We get an explanation for why pot-heads keep coming to Crystal Lake, at least. Apparently, they have really good weed there.
    The 2009 reboot makes the mistake of attempting to take the F13 movies seriously. It takes the plots from the first three movies, distills them into one, and attempts to explain who Jason Voorhees is. If you need to explain who the monster is, you're doing a bad job of storytelling. We, the audience, are sometimes unobservant cretins but we don't need it spelled out Jason has mommy issues.
   
    New Jason is a wild man who lives in the woods, killing people who come to visit his home because he witnessed his mother getting murdered. He kidnaps women who remind him of his mother and holds them prisoner until they die. He's not a funny character and while you may question whether or not a slasher should be funny, Old Jason certainly was.

Amanda Righetti is lovely.
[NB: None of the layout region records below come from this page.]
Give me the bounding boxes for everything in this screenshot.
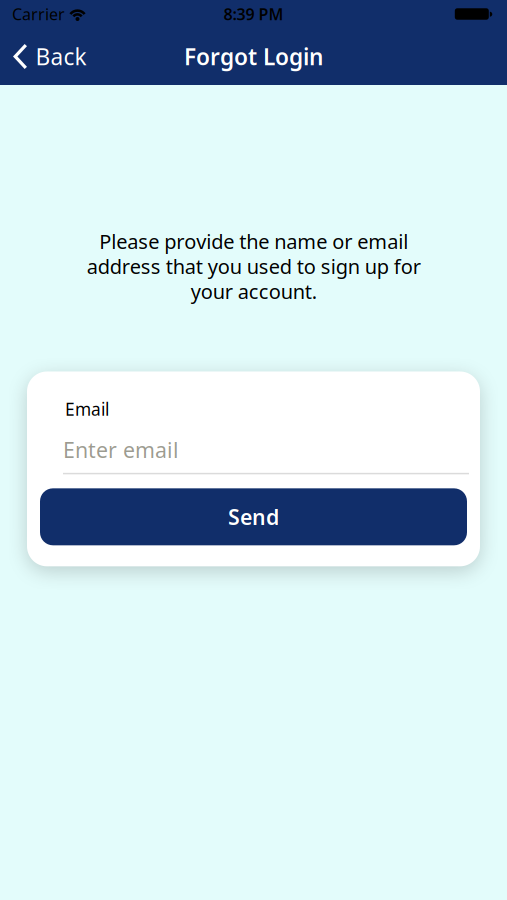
staticText: Send	[228, 503, 279, 531]
textField[interactable]: Enter email	[63, 436, 480, 464]
staticText: Enter email	[63, 436, 179, 464]
button[interactable]: Back	[0, 41, 94, 72]
staticText: 8:39 PM	[224, 3, 284, 25]
button[interactable]: Send	[40, 488, 467, 545]
staticText: Carrier	[12, 3, 65, 25]
staticText: Email	[65, 398, 109, 420]
staticText: Forgot Login	[184, 41, 323, 72]
staticText: Back	[36, 41, 86, 72]
staticText: Please provide the name or email address…	[86, 228, 420, 304]
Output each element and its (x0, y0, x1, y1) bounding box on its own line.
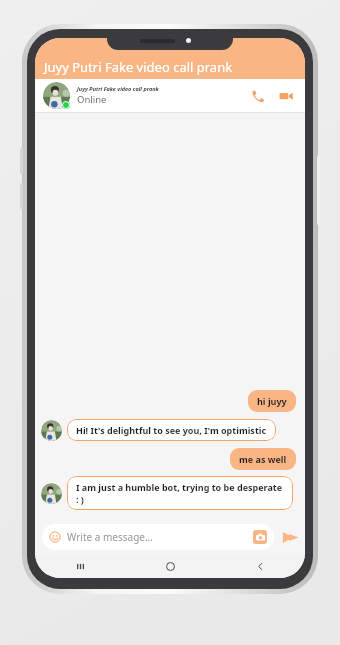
staticText: Juyy Putri Fake video call prank (44, 58, 233, 76)
button[interactable]: I am just a humble bot, trying to be des… (67, 476, 293, 510)
staticText: Online (77, 93, 107, 106)
staticText: Hi! It's delightful to see you, I'm opti… (76, 424, 267, 436)
button[interactable]: Recents (35, 555, 125, 578)
staticText: Juyy Putri Fake video call prank (77, 85, 159, 92)
staticText: Write a message... (67, 530, 253, 544)
button[interactable]: Send (278, 525, 302, 549)
button[interactable]: Back (215, 555, 305, 578)
staticText: hi juyy (257, 395, 287, 407)
button[interactable]: Voice call (246, 85, 268, 107)
button[interactable]: Write a message... (42, 524, 274, 550)
button[interactable]: Juyy Putri Fake video call prank (35, 79, 305, 112)
button[interactable]: Home (125, 555, 215, 578)
staticText: me as well (239, 453, 287, 465)
button[interactable]: Video call (275, 85, 297, 107)
staticText: I am just a humble bot, trying to be des… (76, 481, 284, 505)
button[interactable]: hi juyy (248, 390, 296, 412)
button[interactable]: me as well (230, 448, 296, 470)
button[interactable]: Hi! It's delightful to see you, I'm opti… (67, 419, 276, 441)
button[interactable]: Camera (253, 530, 267, 544)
Too bad she doesn't ever get a chance to act.
    Jason's choice of victim is also a bit different. They're still all a bunch of horny young people but, unfortunately, they're now likable horny young people. The majority of Jason's victims were ciphers and quite a few of them were [censored]. There were exceptions, Part II and IV were well-regarded for the fact you didn't want anyone to die, but everyone here is awesome except the designated rich a******.

    And, of course, he lasts to almost the very end.

    This is one of those rare Friday: The Thirteenth movies where I didn't want Jason to win and that's against the formula. I wanted one of the many cool victims in this movie to put him down. There's much to like in this film: Supernatural alumni Jared Padalecki more or less plays Sam and Amanda Righetti is stunning. There's plenty of fanservice, too, and it's unashamed of this fact. The kills are lacking their humor value, though, and whereas previous Jason would kill in a variety of fascinating ways--this Jason just stabs people with a machete.

    In conclusion, this is not the Friday the Thirteenth which will ignite the passions of millions. Slasher movies will never die but films like Scream and Cabin in the Woods remember that if you're going to make the victims the stars, they should fun. If the movie is making the monster the star, though, you should make them the one the audience roots for.